Interview de Me Thierry Afschrift – Avocat Fiscaliste
Monde Economique Quel état des lieux peut-on faire aujourd’hui de la fiscalité en Suisse et à Genève ?
Thierry Afschrift Notre étude a des bureaux dans plusieurs pays étrangers – Luxembourg, Belgique, Espagne, Israël, Hong Kong – et est donc en mesure de comparer l’attractivité de la Suisse avec des pays étrangers, notamment, mais pas uniquement, pour les «expatriés fiscaux» français. Il en résulte que la Suisse reste un pays très attrayant pour des individus souhaitant changer leur résidence pour des raisons fiscales, entre autres. Elle peut parfois souffrir de la concurrence de Londres, pour les personnes exerçant une activité, ou du Portugal, pour les retraités, mais la Suisse reste globalement un havre recherché, surtout par ceux qui ne sont pas seulement obsédés par l’aspect fiscal et cherchent également une vraie qualité de vie.

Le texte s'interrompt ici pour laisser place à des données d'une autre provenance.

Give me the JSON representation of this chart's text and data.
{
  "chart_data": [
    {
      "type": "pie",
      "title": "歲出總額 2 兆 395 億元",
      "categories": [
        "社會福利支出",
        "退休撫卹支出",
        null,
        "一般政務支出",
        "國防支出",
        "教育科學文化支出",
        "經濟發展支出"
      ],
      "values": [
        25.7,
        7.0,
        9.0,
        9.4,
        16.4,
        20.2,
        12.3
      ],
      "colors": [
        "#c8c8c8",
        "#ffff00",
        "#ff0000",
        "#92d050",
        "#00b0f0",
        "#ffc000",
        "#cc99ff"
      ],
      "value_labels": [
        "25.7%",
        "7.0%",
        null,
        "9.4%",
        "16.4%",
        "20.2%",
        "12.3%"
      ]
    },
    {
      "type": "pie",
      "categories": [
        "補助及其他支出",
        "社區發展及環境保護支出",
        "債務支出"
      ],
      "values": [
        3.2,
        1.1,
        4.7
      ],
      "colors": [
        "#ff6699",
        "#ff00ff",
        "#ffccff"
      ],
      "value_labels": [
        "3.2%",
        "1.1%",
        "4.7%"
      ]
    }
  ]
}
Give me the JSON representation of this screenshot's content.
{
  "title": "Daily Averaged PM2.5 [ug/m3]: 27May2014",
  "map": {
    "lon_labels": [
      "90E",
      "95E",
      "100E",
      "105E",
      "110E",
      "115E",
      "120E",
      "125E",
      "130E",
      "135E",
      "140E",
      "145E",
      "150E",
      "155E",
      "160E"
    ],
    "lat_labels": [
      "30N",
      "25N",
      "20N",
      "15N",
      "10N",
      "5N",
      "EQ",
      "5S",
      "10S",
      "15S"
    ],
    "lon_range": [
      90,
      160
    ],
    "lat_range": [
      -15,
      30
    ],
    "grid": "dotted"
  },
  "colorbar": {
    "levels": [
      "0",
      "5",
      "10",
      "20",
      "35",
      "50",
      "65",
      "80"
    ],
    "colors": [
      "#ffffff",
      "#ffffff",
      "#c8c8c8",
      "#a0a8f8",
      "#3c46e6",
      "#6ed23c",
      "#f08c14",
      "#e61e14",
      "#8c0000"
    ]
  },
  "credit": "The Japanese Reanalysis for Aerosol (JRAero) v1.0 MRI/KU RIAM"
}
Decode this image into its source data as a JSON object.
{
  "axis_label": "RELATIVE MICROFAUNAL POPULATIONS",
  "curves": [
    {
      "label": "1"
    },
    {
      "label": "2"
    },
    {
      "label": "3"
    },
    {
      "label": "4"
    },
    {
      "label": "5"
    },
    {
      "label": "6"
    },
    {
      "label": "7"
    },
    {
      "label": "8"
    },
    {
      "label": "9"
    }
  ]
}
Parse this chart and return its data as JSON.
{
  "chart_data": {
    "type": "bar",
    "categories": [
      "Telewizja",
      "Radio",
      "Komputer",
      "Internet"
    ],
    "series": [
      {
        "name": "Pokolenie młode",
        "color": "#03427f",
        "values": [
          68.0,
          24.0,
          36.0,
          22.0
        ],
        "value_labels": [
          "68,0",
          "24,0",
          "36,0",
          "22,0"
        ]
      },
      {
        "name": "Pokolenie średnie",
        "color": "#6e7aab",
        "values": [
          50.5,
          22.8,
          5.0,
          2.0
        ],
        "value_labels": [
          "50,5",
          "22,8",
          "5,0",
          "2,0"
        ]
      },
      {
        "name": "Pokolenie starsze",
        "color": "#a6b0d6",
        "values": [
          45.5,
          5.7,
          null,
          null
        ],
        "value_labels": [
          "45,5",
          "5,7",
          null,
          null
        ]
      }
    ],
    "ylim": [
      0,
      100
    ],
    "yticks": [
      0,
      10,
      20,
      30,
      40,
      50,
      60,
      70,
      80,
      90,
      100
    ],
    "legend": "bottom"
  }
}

Il faut en revanche reconnaître que, pour ces personnes, Genève peut paraître moins attrayante que d’autres cantons, en raison du niveau excessif de son taux d’impôt sur la fortune. Chacun sait qu’il excède actuellement largement le rendement passif d’un capital et cela peut constituer un problème. Le niveau des forfaits fiscaux est également en pratique plus élevé à Genève qu’ailleurs.
Monde Economique Vous êtes spécialisé dans le family office. La plupart sont situés à Londres et à Genève. Cette activité a-t-elle bénéficié à Genève de l’effet Brexit?
Thierry Afschrift On ne peut pas encore tirer de conclusion du Brexit, qui n’a pas encore commencé. Le family office lui-même n’a pas vraiment besoin d’être situé dans un lieu attrayant sur le plan fiscal, mais il lui faut des traditions et des législations protégeant la confidentialité. Cela implique pour la Suisse un avantage considérable, en raison de sa tradition plus importante de respect de la sphère privée et de la qualité de son environnement financier. Londres est, de ce point de vue, le principal concurrent de la Suisse, que le Royaume-Uni se trouve à l’intérieur ou à l’extérieur de l’Union européenne. A mon avis, le niveau de la bureaucratie européenne est devenu à ce point important qu’il est de plus en plus avantageux d’être hors de cette zone, ce qui est bien sûr le cas de la Suisse et sera bientôt aussi celui de la Grande Bretagne.
Monde Economique D’autres places sont-elles en train d’émerger dans le secteur financier ?
Thierry Afschrift Depuis 2008, les choses ont beaucoup bougé au niveau financier et particulièrement dans le domaine de la gestion des capitaux privés. L’échange automatique d’informations a mis fin, pour les non-résidents, au secret bancaire, et d’une manière générale, l’emprise des Etats s’est malheureusement accentuée très sensiblement à tous les niveaux, notamment dans le domaine financier, qui est sans doute le plus contrôlé de tous. Cela implique évidemment certains chambardements au niveau de la répartition du marché mondial. De ce point de vue, des places comme Hong Kong et Singapour ont certainement progressé, et il y a un intérêt croissant pour les places, comme Luxembourg, qui sont spécialisées dans des « marchés de niche ». Cela implique une plus grande imagination au niveau de la législation et, de ce point de vue, il faut reconnaître que la Suisse aurait plutôt intérêt à suivre le modèle luxembourgeois. Le Grand-Duché a créé de nombreuses possibilités avantageuses, pas seulement sur le plan fiscal, pour les entreprises, et l’on a parfois l’impression que la Suisse manque de réactivité dans ce domaine.
Monde Economique Sur le plan fiscal, la Suisse, et Genève en particulier, sont-elles toujours compétitives pour les entreprises ?
Thierry Afschrift Le rejet de la réforme fiscale, par votation, a créé une insécurité. L’idée de supprimer les avantages fiscaux pour les entreprises étrangères et de réduire le taux d’impôt pour toutes les sociétés paraissait excellente, et il me semble qu’il faut persévérer sur la même voie. Si l’on y arrive, cela placera la Suisse à un niveau comparable à celui des pays les plus avantageux en Europe, comme l’Irlande, avec des taux peut-être légèrement plus élevés, mais un climat réglementaire beaucoup plus attractif. Il faudrait donc tenter d’obtenir des résultats, dans le domaine légal, sur ce plan-là, si l’on veut que les investissements étrangers continuent à venir en Suisse. Dans tous les cas, il faudrait que la clarté revienne rapidement parce que l’investisseur a surtout peur des situations instables.